Although my father had many good points, it has to be admitted that he reserved the truth for certain occasions. From when I was a very young age, for example, every time my mother served Brussels sprouts, my father would make a variety of "yum-yum" and "mmm-mmm" sounds and give every impression that sprouts were a high treat; indeed, that they were his favorite fare -- verily, the foodstuff of the gods.
You have to give the man credit. He maintained this facade for year after year, even though I remained unconvinced and shared my opinion forcibly with anyone in hearing distance, including my confidant, Big Ted. It was only after I had grown to manhood and my father had passed that mom shared with me the fact that my dad loathed sprouts with a vengeance. It was all an act. Now I'm left wondering as to what other despicable tales he told me. Did he really enjoy brushing his teeth as much as he once claimed?
The ironic thing is that I have actually grown to love sprouts to the extent that they have become one of my favorite vegetables. Just today I had "sprout surprise"* for lunch (*I wasn't expecting it). Over time, I have developed a number of ways to present these little beauties so as to entice others to accept their cruciferous charms.
The first technique is the simplest. The sprouts are prepared by cutting their ends off, removing the outer leaves, and then making two cuts in the chopped-off ends. These cuts, which are at 90 degrees to each other, should go about a third of the way through the sprout. Simply add a few teaspoons of malt vinegar or apple cider vinegar along with a pinch of salt into the pot in which you are cooking your sprouts, and then boil the little scamps until your preferred level of tenderness is reached (say about 15 minutes). The resulting hint of a sniff of vinegar really does enhance the flavor.

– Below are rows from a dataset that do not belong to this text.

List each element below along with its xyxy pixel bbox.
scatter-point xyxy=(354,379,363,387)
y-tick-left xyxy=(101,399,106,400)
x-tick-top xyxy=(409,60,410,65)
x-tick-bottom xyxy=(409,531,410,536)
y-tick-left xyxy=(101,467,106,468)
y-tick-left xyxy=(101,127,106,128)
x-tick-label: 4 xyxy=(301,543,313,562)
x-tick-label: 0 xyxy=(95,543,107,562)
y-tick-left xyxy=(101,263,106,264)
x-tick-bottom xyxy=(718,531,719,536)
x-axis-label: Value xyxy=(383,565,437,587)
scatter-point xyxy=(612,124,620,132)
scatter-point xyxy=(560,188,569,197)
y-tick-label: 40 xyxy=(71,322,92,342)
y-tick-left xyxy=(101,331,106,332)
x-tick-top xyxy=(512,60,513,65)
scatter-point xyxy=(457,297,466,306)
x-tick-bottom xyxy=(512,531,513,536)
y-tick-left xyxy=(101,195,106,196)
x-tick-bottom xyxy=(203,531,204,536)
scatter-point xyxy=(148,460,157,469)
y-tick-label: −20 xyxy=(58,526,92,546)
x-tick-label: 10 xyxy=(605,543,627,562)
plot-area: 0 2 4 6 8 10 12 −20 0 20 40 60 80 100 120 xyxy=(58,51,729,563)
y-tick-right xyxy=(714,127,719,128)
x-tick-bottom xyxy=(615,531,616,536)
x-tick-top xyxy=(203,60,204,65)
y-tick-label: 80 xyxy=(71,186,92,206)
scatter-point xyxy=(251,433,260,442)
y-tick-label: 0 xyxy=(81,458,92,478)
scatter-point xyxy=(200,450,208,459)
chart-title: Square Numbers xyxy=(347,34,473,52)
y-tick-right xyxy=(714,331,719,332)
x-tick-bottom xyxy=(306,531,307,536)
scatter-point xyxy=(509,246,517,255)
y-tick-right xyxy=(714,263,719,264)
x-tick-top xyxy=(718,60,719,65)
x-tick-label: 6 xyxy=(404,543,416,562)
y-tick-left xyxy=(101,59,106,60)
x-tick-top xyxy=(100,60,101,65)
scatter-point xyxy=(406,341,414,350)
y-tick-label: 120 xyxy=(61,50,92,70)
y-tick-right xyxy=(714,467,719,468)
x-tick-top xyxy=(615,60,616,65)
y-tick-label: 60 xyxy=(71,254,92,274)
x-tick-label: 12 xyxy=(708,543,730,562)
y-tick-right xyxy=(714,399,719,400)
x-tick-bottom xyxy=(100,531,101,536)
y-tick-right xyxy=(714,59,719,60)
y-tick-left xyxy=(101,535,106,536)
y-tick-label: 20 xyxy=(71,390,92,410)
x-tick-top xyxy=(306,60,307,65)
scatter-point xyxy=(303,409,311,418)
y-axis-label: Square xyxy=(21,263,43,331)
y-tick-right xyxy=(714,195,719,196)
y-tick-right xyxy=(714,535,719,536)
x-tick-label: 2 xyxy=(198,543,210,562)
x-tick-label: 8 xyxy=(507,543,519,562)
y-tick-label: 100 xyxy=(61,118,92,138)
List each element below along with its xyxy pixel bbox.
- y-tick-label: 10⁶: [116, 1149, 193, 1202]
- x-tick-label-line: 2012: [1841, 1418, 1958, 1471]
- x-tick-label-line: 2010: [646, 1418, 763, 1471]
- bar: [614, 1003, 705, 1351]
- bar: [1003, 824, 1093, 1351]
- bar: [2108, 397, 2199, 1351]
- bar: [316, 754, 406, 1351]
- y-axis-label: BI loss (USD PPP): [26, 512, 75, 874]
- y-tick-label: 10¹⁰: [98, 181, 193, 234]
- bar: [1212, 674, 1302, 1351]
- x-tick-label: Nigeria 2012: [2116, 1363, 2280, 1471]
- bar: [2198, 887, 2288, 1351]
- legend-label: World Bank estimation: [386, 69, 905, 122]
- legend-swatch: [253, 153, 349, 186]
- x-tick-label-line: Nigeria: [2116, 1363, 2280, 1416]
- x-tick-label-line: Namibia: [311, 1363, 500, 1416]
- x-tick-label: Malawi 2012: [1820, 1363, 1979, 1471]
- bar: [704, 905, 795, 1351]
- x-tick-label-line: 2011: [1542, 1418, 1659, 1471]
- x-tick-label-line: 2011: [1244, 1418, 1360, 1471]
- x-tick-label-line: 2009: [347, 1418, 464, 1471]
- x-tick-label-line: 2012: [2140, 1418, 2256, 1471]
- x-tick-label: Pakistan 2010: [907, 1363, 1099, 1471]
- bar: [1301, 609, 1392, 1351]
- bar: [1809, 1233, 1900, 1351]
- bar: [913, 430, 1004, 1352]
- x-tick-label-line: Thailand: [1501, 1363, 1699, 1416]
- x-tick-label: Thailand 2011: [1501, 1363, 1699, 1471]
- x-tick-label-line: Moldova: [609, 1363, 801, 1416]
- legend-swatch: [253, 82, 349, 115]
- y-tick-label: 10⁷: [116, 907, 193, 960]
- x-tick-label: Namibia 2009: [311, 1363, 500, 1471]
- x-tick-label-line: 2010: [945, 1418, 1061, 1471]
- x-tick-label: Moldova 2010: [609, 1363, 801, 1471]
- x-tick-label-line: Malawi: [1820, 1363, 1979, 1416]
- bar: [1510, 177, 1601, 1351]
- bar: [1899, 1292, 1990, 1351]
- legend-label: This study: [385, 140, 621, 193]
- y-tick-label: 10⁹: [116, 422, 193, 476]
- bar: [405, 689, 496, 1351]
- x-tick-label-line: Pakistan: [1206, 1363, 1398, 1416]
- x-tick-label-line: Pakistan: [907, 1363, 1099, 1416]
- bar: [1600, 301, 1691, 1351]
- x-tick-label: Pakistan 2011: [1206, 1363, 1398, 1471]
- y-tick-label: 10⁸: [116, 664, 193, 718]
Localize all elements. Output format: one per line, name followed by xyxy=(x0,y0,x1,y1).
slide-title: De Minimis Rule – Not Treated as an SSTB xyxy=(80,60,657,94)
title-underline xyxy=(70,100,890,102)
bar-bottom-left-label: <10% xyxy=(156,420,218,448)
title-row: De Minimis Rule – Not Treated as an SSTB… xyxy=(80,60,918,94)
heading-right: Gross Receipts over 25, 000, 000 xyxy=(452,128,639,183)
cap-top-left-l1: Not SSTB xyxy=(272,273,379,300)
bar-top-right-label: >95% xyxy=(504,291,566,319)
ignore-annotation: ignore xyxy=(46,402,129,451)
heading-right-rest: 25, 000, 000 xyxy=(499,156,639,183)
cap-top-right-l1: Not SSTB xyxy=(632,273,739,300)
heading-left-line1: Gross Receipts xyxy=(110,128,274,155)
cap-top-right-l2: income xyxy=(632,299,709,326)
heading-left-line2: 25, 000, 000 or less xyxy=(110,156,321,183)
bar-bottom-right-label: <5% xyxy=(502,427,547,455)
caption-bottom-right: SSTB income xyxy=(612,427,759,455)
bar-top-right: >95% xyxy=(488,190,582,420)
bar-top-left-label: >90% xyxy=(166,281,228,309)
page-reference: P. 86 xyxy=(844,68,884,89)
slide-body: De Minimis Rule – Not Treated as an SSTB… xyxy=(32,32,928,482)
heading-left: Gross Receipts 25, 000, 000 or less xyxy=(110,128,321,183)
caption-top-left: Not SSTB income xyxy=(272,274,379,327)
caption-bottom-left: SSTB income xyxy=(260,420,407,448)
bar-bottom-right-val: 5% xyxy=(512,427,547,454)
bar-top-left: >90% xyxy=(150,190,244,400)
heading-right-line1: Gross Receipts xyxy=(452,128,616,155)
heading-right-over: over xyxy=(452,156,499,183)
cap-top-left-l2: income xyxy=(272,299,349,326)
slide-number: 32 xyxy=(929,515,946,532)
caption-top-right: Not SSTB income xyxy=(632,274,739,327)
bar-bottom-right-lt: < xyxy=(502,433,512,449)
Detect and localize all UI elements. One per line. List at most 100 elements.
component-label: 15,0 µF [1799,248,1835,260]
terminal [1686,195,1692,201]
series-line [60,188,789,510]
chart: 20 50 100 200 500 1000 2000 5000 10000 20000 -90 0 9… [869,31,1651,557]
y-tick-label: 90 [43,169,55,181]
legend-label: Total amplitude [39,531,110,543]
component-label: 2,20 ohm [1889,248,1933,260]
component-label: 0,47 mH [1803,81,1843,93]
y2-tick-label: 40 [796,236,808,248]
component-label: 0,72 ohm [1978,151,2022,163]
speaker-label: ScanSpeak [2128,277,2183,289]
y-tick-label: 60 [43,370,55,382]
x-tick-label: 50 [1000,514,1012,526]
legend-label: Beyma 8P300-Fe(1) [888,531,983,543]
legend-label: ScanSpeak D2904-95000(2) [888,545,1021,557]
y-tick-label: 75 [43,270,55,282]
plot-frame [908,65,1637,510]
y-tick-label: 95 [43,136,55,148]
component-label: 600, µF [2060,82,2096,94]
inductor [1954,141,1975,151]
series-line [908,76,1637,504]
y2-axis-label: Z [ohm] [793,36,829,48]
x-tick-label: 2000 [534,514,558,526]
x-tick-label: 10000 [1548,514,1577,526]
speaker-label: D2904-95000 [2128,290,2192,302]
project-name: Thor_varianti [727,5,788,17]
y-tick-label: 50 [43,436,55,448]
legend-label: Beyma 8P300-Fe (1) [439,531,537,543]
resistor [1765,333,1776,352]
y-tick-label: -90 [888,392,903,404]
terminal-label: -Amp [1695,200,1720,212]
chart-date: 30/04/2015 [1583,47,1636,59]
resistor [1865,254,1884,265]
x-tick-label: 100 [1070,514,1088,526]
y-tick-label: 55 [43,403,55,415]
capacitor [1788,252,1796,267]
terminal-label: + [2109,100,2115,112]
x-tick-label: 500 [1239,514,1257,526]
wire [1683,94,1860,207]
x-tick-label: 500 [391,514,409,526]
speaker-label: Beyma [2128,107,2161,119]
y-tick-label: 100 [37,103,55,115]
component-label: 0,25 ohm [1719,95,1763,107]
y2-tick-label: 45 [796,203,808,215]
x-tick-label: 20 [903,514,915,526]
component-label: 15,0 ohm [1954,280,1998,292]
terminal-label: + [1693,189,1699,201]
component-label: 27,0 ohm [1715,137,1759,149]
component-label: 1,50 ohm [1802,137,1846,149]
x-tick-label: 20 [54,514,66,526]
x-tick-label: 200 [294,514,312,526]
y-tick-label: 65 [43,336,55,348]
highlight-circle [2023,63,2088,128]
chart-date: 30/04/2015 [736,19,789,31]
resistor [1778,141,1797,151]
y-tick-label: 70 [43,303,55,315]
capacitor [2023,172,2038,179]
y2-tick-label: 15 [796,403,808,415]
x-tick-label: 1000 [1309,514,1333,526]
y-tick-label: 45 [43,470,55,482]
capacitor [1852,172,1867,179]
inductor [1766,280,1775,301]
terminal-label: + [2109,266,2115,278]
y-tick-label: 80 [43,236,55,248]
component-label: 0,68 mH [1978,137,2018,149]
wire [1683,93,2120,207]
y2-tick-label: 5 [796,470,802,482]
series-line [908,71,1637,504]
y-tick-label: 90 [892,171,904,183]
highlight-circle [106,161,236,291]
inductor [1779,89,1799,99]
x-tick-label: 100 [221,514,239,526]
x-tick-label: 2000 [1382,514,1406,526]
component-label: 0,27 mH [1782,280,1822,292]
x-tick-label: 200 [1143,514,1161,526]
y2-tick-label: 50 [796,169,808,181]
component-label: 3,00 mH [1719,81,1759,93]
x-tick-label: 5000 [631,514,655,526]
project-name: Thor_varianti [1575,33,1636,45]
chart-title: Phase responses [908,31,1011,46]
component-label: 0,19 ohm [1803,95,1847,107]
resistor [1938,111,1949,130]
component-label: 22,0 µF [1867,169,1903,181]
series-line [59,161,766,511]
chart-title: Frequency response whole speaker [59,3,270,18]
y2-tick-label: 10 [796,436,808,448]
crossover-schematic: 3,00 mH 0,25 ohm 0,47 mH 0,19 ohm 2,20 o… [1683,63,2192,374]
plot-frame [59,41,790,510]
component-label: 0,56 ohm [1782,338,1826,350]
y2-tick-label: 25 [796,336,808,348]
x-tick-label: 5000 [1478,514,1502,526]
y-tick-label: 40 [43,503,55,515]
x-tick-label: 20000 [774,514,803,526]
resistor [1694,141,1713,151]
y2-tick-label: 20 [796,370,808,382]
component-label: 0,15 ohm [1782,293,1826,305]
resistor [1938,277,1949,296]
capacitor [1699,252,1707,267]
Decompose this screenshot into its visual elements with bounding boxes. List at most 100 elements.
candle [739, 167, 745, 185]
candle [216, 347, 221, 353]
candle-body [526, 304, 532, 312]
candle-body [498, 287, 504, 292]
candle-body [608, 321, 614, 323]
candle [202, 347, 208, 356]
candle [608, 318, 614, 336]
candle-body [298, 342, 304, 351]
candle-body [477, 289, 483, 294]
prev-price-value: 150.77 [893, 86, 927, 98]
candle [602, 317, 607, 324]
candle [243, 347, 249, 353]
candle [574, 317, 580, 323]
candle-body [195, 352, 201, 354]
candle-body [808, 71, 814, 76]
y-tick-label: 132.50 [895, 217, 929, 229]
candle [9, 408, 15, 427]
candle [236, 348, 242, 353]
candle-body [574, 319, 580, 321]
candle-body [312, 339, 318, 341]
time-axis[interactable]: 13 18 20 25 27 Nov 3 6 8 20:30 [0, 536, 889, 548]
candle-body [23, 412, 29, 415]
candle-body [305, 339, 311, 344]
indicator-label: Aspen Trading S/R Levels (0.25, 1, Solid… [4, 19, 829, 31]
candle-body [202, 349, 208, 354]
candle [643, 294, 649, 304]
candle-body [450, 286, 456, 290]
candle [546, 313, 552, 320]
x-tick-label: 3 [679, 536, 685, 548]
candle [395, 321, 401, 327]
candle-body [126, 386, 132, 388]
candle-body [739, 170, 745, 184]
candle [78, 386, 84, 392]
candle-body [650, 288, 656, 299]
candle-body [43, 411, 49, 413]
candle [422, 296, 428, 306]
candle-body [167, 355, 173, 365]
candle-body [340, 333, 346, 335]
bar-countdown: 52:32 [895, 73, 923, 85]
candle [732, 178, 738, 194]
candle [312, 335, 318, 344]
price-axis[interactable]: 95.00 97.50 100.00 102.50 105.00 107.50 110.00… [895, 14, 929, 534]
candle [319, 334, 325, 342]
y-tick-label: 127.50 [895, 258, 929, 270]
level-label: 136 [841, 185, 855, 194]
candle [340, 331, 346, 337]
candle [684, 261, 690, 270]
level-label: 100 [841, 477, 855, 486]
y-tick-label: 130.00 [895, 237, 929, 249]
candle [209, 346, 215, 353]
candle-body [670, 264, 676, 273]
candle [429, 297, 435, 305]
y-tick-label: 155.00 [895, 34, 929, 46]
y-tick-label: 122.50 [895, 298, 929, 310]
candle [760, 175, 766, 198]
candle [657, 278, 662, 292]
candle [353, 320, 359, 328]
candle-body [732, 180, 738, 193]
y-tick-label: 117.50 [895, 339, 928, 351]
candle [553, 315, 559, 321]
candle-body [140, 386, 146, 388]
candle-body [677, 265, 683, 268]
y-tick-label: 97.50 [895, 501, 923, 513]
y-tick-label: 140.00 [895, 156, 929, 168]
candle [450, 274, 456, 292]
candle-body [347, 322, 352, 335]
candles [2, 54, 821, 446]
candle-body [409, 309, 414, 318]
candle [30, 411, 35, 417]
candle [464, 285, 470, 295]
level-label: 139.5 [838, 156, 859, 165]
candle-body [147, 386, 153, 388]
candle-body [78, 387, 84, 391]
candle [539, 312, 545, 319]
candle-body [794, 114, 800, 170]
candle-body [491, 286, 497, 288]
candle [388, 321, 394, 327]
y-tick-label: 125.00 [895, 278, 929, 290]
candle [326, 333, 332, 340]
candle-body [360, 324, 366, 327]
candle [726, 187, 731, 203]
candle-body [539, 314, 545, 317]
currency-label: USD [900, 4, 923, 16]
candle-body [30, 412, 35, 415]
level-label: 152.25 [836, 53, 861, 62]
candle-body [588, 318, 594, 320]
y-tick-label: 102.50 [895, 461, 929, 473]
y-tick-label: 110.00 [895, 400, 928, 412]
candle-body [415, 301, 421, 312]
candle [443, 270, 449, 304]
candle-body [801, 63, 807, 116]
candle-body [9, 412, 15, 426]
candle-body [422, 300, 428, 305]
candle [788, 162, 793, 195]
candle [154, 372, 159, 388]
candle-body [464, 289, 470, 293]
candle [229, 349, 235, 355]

My second approach is only a tad more complex. First you prepare your sprouts by cutting their tops off, removing the outer leaves, and chopping them in half. At this time I also dice up a little onion and garlic. Drizzle a couple of tablespoons of olive oil in the bottom of a skillet, bring to a medium-high heat, and add the sprouts and onion. After a minute or so, I also add a pinch of crushed red pepper and a healthy sprinkle of ground black pepper. Keep on turning the sprouts and onions until they start to go a little brown (three to five minutes), then throw in the garlic for 30 seconds, slosh in some chicken stock, add a pinch of salt, reduce the heat, cover, and simmer (stirring occasionally) until the sprouts reach the desired level of tenderness (say about 10 minutes).
The third procedure takes the most work but reaps the greatest reward. We prepare our sprouts in the same way as for the skillet-based approach. We also dice a little onion and garlic. We then take some little red potatoes and cut them into chunks that are about the same size as our half-sprouts. I personally prefer to parboil the potatoes for say two or three minutes, after which I immediately drain them to prevent them from keeping on cooking. Now take some fatty bacon, dice it into really small bits, and brown it in a skillet. Once the bacon is really crispy, use a slotted spoon to move it out of the skillet to a small bowl, and then add the sprouts, onions, garlic, and potatoes into the skillet.
Stir everything up so that all of the vegetables are embraced by a thin sheen of bacon grease (add a little olive oil if required). Spread the mix one-layer thick on a baking sheet, lightly drizzle everything with chicken stock, gently dust with salt and ground black pepper, and bake at 400°F (205°C) for 30 minutes, turning everything over half way through. When you remove your culinary masterpiece from the oven, mix in the crispy bacon along with a handful of freshly-chopped parsley or cilantro.
Ah, the mighty sprout truly is the king of vegetables. Why else would we have masterpieces like The Sprouts of Wrath? What are you muttering about? What's a grape got to do with anything. How could a weedy grape hope to compete against the mighty sprout? I'm not talking about the rambling driveling of an American hack -- I'm talking about a modern masterpiece, namely the fourth volume in the nine-book series forming The Brentford Trilogy (it's best not to try to do the math, otherwise you will run into conundrums such as the fact that Knees Up Mother Earth is both the seventh volume in The Brentford Trilogy and the second book in The Witches of Chiswick Trilogy).
The summer solstice occurred this weekend past and cosmic energies are in flux. My current ambition is to boldly go behind the beyond, behind which no man has boldly gone behind, beyond, before. Yes! I wish to learn the secrets of the mystic arts, to discover how to barbeque the king of vegetables, to be dubbed a Sprout Master, and -- ultimately -- to gain membership in the Ancient Order of the Golden Sprout, at which time I shall appear resplendent in my sprout-print Hawaiian shirt.
Until this glorious day comes to pass, while I return to poring over the ancient texts of sprout lore, pondering mysteries that would drive a lesser man insane, perhaps you would care to share your own experiences with the uncontested ruler of the vegetable kingdom. I'd also be interested to hear if your parents pretended to enjoy certain foodstuffs in order to persuade you to eat them against your better judgment, and whether or not you continue this tradition of deception and deceit with your own innocent offspring.